Sir Andrew turned and headed to the drinks cabinet, he poured himself a brandy and wandered back to the window "There were once two major movements in this country, the tories and the whigs." He took a gentle sip from his glass "the tories were more right wing and conservative in their way of thinking while the whigs were more liberal and radical. On the tory side they had their philosophical champions such as Burke while the whigs had Mills, Paine and others."

Kingston-Brown continued sorting the documents as he listened.

"These two sides were engaged in bitter and colossal combat. Whoever won would have a serious chance of controlling how the world would develop for a long time. The whigs were revolutionary, believing that the world must constantly change and that people must change too, that old systems would be swept away by the tidal wave of new ideas. The tories believed the opposite, that if Britain was to progress in the world it must cherish the checks and balances that had made it such a success."

"And what of liberty sir?"

"Liberty?" Sir Andrew almost scoffed at Kingston-Brown "Liberty was championed by both sides however in different ways. The whigs advocated action by the state to ensure the liberty of the masses, even to the point of prosecution to achieve this. Tories however advocated that the state should stay out of an individual's business come what may."

"So what happened?"

"The two sides were originally allied against a greater more autocratic threat. The Civil war defeated one threat to liberty but created a new one in that what kind of liberty should Britain have? After two hundred years there was a victor. However it was a pyrrhic victory. The tories had won and thus influenced how the world was shaped for the next century but at what cost?"

"I don't quite understand sir?"

"Through endless infighting we had lost sight of our goal. Paine, Mills, Rousseau, Hume, the lot of them all contributed towards our downfall through their own selfish and dogmatic goals." He finished his brandy and put the glass down slowly "at a time we should have been united, we were divided. At a time we should have dispatched our enemies and assumed domination, we faltered and paid the price."

"And now here we are sir" Kingston-Brown said, getting up and heading towards the exit with the ministerial red boxes "sir I'm just going to take a break and I will forward the days telegrams to you."

"Very good Kingston-Brown." Sir Andrew kept staring out of the window "Kingston-Brown...what if I could say that we could engineer our rise back to the top, create a new world order where it is our policy that shapes the world and not that of some tin pot neo-jacobin upstart like the European Union or the United States or even that of China?"

"Sir?" Kingston-Brown turned around to look at Sir Andrew "I don't quite understand what you are saying."

"Go to the archives in building five on Northumberland avenue. In the basement there is a secret archive where you will need several pass codes and identification as well as a signed and stamped letter bearing the seal of a privy councillor such as myself. When you are there you will be allowed to withdraw one file and one file only."

"Sir?"

"I want you to withdraw a file with the title 'plan 75' and return it to me in the strictest of confidence." Sir Andrew turned and headed to the table. He took out a letter and wrote something down on it before taking out a metal zippo lighter and lighting a red candle. "I can trust you will serve me well?"

Kingston-Brown looked at Sir Andrew quizzically.
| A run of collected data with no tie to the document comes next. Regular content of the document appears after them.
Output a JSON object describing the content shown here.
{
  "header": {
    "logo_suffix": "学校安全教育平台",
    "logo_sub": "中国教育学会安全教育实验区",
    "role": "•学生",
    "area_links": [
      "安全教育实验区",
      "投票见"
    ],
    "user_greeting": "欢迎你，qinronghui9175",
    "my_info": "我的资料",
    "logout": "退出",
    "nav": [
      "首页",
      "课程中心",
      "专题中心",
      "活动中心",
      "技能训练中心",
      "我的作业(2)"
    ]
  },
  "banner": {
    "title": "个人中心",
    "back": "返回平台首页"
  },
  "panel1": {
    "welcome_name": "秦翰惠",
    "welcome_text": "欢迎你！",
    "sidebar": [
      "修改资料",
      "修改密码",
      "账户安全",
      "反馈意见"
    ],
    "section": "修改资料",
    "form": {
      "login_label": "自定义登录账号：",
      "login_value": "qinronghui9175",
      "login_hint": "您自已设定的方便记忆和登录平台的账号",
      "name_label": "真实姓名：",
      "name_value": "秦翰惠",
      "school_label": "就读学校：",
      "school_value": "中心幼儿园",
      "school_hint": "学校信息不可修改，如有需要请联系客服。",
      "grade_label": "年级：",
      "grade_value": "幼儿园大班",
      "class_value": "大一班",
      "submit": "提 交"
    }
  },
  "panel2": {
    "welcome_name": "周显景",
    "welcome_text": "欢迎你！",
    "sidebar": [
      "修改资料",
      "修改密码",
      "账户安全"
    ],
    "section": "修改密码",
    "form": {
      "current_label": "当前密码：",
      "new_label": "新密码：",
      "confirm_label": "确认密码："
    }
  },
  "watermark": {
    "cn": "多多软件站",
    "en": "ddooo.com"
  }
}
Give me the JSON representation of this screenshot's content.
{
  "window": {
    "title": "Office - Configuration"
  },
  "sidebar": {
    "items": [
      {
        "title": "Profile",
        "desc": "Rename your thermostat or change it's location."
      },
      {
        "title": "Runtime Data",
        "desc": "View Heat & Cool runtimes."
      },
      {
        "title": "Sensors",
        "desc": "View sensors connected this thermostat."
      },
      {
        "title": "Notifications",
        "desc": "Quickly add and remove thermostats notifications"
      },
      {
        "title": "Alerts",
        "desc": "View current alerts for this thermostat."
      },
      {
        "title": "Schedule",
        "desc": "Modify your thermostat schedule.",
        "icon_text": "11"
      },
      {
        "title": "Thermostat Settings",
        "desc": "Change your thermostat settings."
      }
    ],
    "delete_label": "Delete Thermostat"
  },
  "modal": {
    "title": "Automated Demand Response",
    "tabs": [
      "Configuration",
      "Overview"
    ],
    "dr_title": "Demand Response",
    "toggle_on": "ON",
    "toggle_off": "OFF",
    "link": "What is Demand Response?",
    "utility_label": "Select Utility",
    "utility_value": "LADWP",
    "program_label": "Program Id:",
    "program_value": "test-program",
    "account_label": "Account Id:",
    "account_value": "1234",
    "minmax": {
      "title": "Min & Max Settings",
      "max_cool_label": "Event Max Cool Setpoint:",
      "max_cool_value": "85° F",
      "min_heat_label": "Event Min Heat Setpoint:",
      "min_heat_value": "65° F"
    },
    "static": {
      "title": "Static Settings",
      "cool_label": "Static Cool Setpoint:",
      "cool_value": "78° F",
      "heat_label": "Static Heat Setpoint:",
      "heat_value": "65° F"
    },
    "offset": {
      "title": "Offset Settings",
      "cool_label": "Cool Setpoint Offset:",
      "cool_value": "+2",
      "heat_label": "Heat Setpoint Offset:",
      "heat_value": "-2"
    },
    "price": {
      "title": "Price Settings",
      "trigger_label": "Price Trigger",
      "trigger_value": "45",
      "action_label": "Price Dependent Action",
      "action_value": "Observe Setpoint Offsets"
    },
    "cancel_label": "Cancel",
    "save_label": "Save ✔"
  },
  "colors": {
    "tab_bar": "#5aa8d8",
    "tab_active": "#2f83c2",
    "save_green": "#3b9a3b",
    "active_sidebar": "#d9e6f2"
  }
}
He didn't know that there was a government archive on that street let alone a secret annex. This was all quite new to an assistant secretary. He closed his eyes and breathed deeply.

"I asked you a question Kingston-Brown."

"I shall sir."

"Very good." Sir Andrew signed the document and dripped candle wax over a spot at the bottom. He reached into his draw and pulled out a seal and stamped down on the wax. He folded the letter up very carefully and repeated this step before stepping to Kingston-Brown and handing the letter to him.

"Take the back entrance, instruct security to turn off the CCTV. Do not let anyone follow you. If you think you are being followed, burn the letter and return home for the day."

"Yes sir, of course sir." Kingston-Brown nodded hastily and put the red boxes to one side before leaving.

Sir Andrew smiled before returning to his desk "very good."